After Bruce Springsteen got the evening started with a blistering new tune "We Take Care Of Our Own," and Bruno Mars kicked things up a very suave notch with "Runaway Baby," the pit quickly got to the appropriate GRAMMY level of excitement. Chris Brown’s "Turn Up The Music/Beautiful People" medley and Jason Aldean and Kelly Clarkson’s "Don't You Wanna Stay" had the pit crew contentedly waving hands in the air and dancing in place, but things really broke loose during the first GRAMMY one-of-a-kind performance teaming Rihanna and Coldplay in a mini-set that ended with a blazing "Paradise."
"That's unbelievable," one mosher commented loudly as the show went to break, and the pit quickly seconded her. More one-of-kind moments kept that pit energy high — the reunion of the Beach Boys, who performed with Maroon 5 and Foster The People; Carrie Underwood’s duet with Tony Bennett; and perhaps the most anticipated performance of the night, Adele's return to the GRAMMY stage.
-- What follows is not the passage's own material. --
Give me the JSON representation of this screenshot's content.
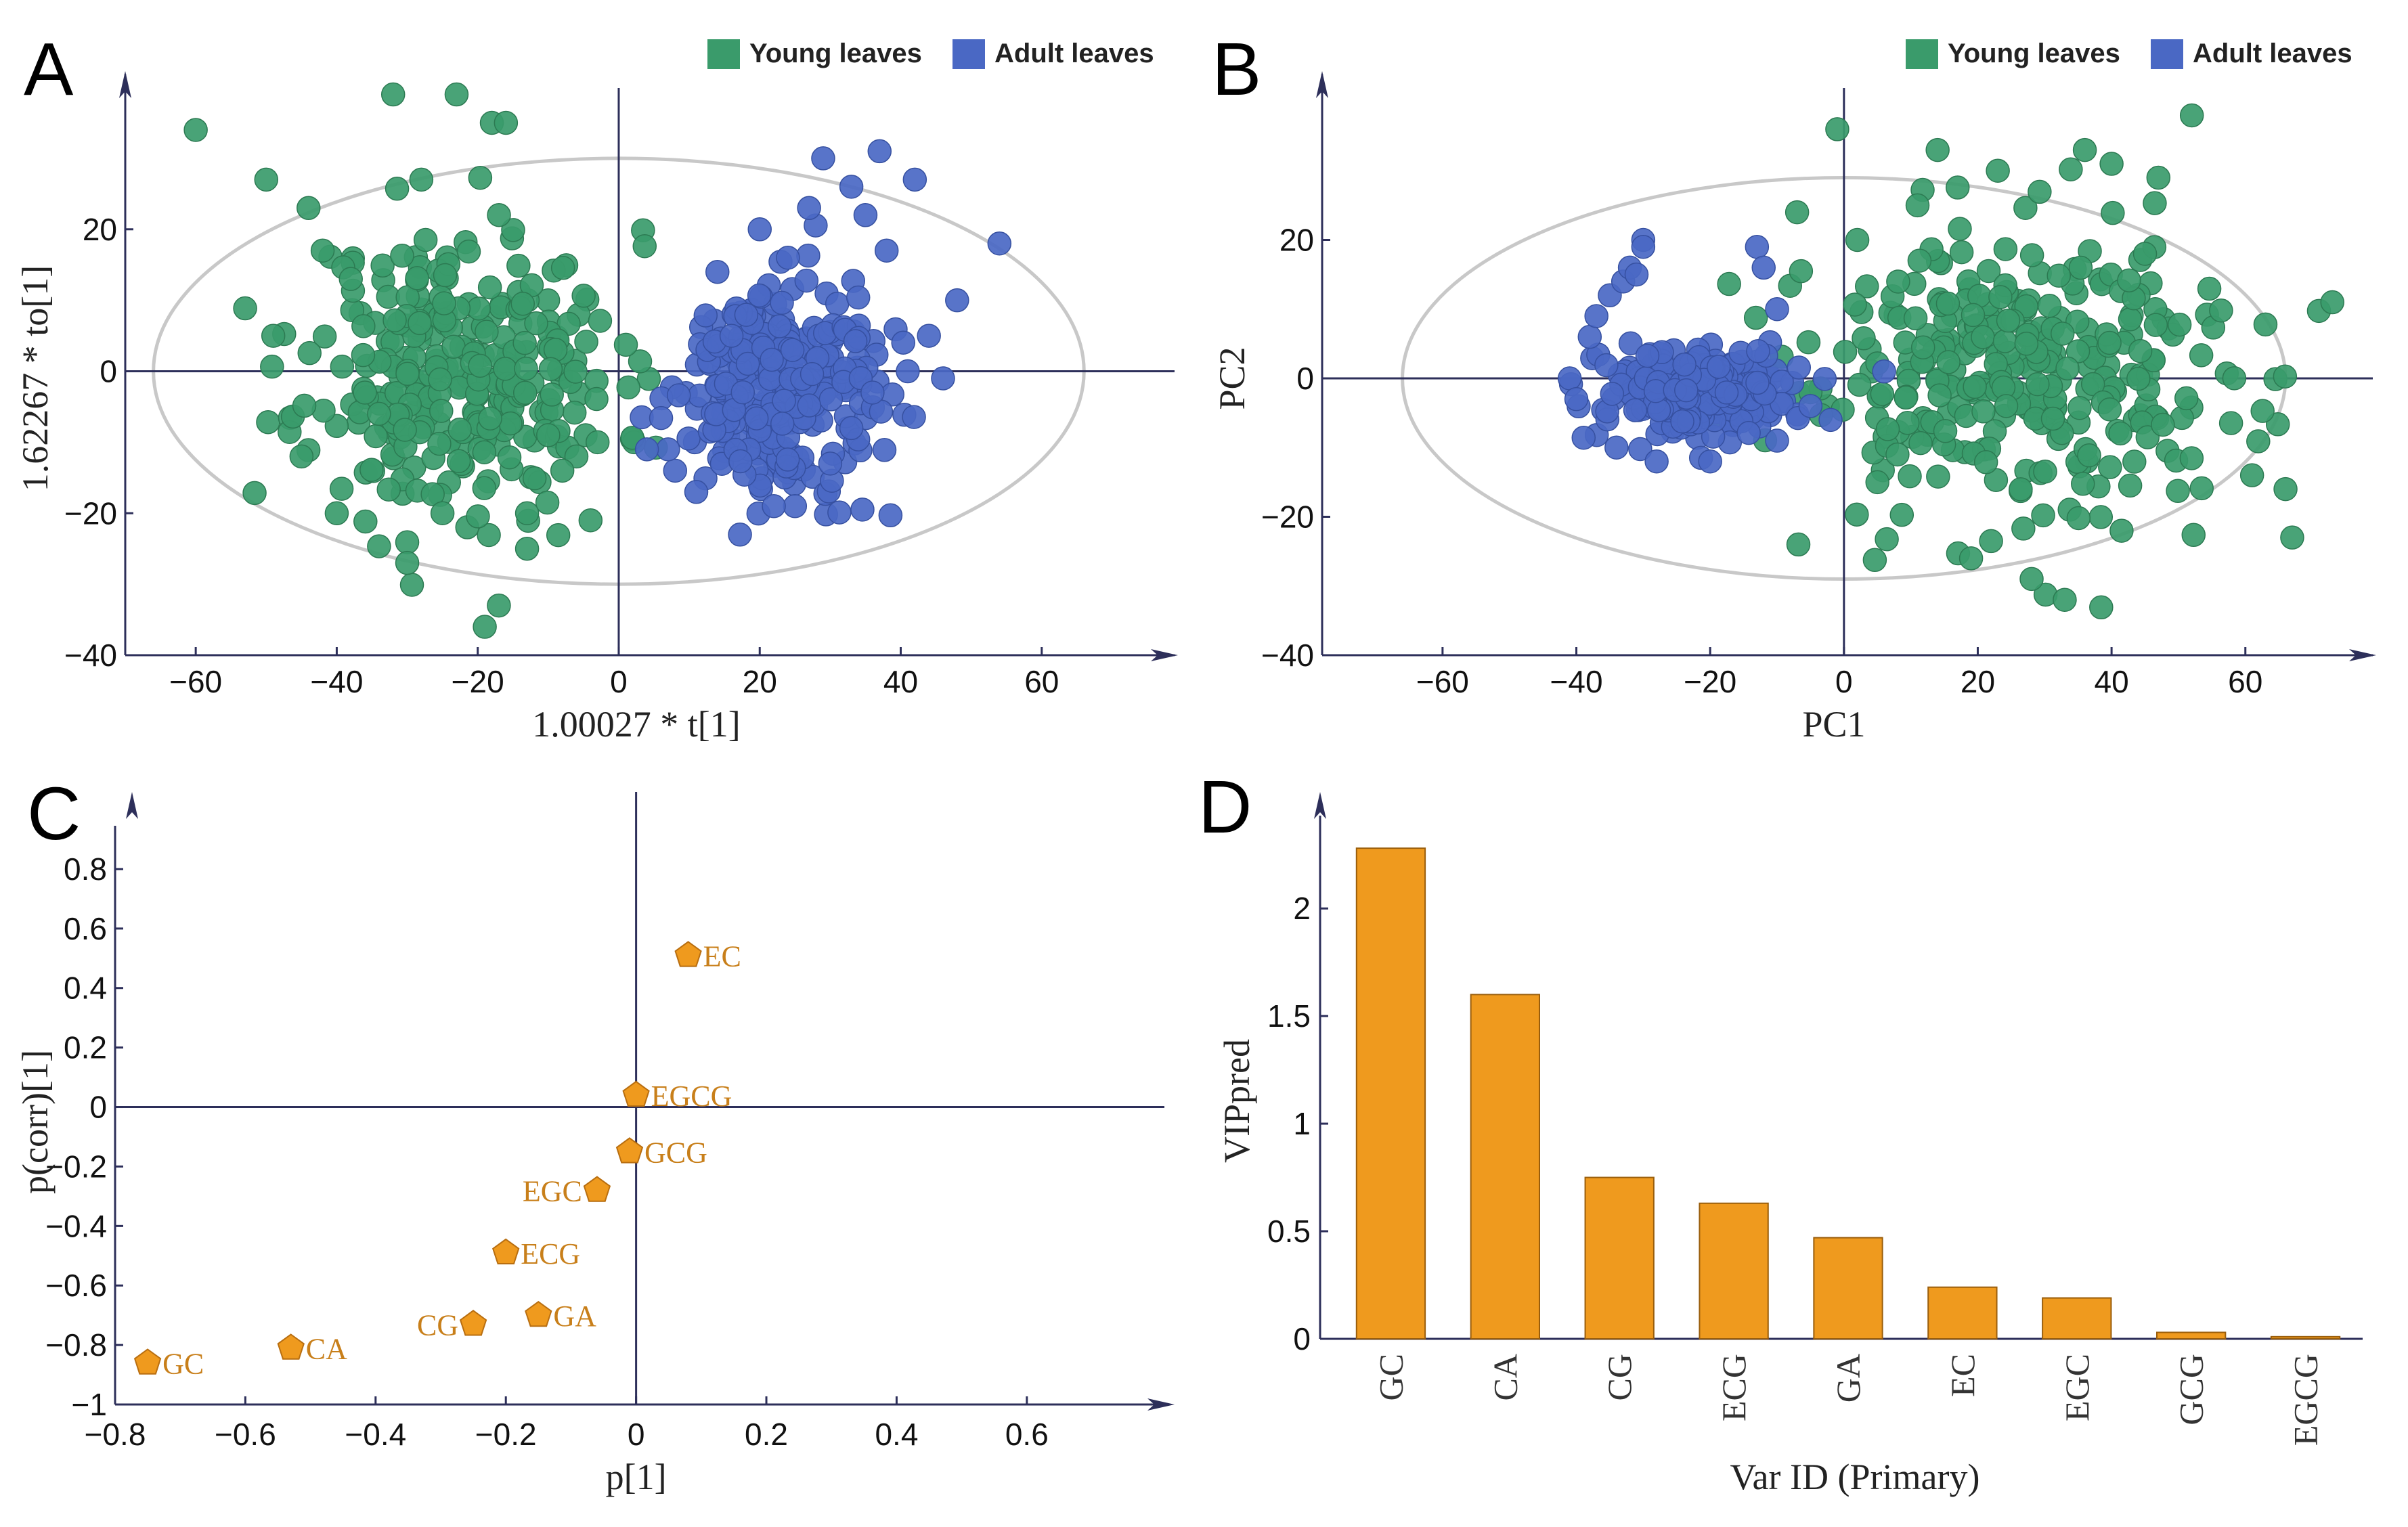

All performers and winners had their fans in the pit, but everyone seemed to be united in rooting for Adele. When she won her second GRAMMY of the night and told the crowd, "This is ridiculous," the pit responded by shouting, "No it isn't!"
Another bonus of the evening for the pit people was a series of even closer interactions with artists. Host LL Cool J fist-bumped moshers whenever he had the chance, Sir Paul McCartney high-fived a lucky few, members of the Band Perry wanted to know what after-party moshers were going to, and Drake made himself at home right down in the pit in preparation for his presentation of Nicki Minaj's incredibly theatrical performance. Moshers even helped a clearly distraught Jennifer Hudson down the stage stairs after her stops-out performance of "I Will Always Love You" in tribute to Whitney Houston.
While Houston's death was still fresh news, and was acknowledged by many of those on the GRAMMY stage tonight, LL Cool J had set the tone early on by saying that while the loss of Houston was "a death in the family" the best way to handle that loss was through a celebration of music. By the time Sir Paul closed out the show with the medley from side two (in vinyl speak) of Abbey Road, that celebration was truly epic. Joined onstage by Bruce Springsteen, Joe Walsh and Dave Grohl, McCartney and his band brought the show to an explosive close that really did demonstrate — to those in the pit and far beyond — the power of music.
As the time came for the moshers to leave the pit and return to real life, one said, "It was pretty amazing just to be here and be a part of things. But the music made it awesome."